Unseen of mortal eye, the virgin took
her pathway on the thousand-colored bow,
and o'er its gliding passage earthward flew.
She scanned the vast assemblage; then her gaze
turned shoreward, where along the idle bay
the Trojan galleys quite unpeopled rode.
But far removed, upon a lonely shore,
a throng of Trojan dames bewailed aloud
their lost Anchises, and with tears surveyed
the mighty deep. O weary waste of seas!
What vast, untravelled floods beyond us roll!
So cried they with one voice, and prayed the gods
for an abiding city; every heart
loathed utterly the long, laborious sea.
Then in their midst alighted, not unskilled
in working woe, the goddess; though she wore
nor garb nor form divine, but made herself
one Beroe, Doryclus' aged wife,
who in her happier days had lineage fair
and sons of noble name; in such disguise
she called the Trojan dames:

Events: Aeneas on Sicily, The Gods interfere in the Aeneid

604-622
Hinc primum Fortuna fidem mutata nouauit.
dum uariis tumulo referunt sollemnia ludis,
Irim de caelo misit Saturnia Iuno
Iliacam ad classem uentosque aspirat eunti,
multa mouens necdum antiquum saturata dolorem.
illa uiam celerans per mille coloribus arcum
nulli uisa cito decurrit tramite uirgo.
conspicit ingentem concursum et litora lustrat
desertosque uidet portus classemque relictam.

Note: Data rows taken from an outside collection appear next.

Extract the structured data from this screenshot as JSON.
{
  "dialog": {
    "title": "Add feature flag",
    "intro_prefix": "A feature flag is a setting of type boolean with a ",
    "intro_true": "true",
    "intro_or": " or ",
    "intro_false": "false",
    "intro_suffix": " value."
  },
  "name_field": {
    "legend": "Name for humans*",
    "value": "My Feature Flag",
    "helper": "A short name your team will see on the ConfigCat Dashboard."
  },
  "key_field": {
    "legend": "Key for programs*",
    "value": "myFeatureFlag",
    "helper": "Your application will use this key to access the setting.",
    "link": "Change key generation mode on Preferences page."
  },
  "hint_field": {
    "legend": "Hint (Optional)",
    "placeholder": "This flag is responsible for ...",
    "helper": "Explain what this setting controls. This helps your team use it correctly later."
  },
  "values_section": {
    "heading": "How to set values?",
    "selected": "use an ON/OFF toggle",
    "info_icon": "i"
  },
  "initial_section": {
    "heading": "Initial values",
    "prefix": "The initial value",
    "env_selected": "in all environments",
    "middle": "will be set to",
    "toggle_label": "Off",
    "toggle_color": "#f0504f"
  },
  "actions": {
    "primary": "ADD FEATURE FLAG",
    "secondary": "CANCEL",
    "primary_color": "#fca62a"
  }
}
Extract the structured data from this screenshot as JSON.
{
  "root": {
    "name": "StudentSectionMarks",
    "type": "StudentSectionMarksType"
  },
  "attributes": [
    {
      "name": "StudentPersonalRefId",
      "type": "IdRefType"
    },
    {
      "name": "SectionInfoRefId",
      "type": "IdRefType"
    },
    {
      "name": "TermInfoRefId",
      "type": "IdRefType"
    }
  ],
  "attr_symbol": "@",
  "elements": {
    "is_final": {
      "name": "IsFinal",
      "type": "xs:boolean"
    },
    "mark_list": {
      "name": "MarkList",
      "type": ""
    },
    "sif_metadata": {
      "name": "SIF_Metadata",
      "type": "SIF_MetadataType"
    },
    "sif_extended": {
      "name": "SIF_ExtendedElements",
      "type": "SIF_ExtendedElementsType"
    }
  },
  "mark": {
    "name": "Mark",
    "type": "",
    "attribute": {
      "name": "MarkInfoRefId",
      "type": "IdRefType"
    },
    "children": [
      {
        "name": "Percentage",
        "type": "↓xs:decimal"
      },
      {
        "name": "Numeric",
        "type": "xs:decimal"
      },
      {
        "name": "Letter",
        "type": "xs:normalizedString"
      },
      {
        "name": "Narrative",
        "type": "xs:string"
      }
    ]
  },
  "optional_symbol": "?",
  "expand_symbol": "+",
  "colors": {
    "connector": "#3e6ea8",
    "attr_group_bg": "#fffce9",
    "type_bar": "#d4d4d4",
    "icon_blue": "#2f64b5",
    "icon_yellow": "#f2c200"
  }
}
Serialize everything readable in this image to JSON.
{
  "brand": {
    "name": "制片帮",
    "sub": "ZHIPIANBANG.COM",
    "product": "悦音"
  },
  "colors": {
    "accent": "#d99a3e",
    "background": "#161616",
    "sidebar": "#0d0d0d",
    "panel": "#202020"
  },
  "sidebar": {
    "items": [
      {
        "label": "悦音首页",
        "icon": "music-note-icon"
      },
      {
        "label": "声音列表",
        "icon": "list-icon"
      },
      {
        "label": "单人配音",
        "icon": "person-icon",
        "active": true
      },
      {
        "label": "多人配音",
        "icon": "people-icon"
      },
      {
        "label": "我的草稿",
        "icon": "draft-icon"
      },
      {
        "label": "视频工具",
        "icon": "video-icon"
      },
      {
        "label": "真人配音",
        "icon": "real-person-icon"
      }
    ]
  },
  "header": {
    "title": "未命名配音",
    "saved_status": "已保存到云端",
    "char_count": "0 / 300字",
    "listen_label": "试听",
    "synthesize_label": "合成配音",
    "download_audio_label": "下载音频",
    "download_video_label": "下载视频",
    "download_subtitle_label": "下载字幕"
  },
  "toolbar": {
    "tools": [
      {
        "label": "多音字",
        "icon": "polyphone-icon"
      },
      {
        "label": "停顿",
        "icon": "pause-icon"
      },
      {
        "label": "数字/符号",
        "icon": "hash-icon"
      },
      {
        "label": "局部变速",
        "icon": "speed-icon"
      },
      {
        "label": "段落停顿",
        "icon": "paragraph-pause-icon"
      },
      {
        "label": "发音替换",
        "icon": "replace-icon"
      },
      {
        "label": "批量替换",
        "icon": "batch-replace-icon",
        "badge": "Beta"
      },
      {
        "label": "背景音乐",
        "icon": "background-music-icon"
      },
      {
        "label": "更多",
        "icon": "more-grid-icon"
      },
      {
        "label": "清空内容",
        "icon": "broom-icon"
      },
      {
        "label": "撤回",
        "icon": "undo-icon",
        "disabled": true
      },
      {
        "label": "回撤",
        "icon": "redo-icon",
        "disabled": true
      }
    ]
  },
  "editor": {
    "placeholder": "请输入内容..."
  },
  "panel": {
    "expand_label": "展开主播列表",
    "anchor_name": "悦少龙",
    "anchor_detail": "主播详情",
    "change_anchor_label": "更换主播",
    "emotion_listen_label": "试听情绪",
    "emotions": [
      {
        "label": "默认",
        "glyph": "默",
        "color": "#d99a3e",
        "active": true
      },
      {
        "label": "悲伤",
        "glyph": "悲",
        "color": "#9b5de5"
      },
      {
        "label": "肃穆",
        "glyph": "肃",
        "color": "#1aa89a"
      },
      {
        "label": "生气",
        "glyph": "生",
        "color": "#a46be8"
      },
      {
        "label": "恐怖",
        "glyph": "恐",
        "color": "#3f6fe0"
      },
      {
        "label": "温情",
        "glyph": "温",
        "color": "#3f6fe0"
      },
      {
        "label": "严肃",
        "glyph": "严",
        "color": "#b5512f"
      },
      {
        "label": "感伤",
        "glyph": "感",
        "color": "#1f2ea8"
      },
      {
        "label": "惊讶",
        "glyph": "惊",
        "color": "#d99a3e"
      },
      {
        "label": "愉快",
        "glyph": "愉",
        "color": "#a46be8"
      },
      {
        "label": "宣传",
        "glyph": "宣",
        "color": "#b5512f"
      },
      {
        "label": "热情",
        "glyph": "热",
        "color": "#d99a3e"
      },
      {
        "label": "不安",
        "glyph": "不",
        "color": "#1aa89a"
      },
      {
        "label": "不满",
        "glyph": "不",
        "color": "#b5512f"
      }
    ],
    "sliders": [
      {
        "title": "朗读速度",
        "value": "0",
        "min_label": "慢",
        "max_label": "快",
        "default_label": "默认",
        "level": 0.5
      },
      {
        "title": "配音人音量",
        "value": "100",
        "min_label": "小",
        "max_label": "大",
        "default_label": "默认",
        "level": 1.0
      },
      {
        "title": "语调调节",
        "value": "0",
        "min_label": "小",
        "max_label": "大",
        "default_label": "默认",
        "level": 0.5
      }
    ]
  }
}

at procul in sola secretae Troades acta
amissum Anchisen flebant, cunctaeque profundum
pontum aspectabant flentes. heu tot uada fessis
et tantum superesse maris, uox omnibus una;
urbem orant, taedet pelagi perferre laborem.
ergo inter medias sese haud ignara nocendi
conicit et faciemque deae uestemque reponit;
fit Beroe, Tmarii coniunx longaeua Dorycli,
cui genus et quondam nomen natique fuissent,
ac sic Dardanidum mediam se matribus infert.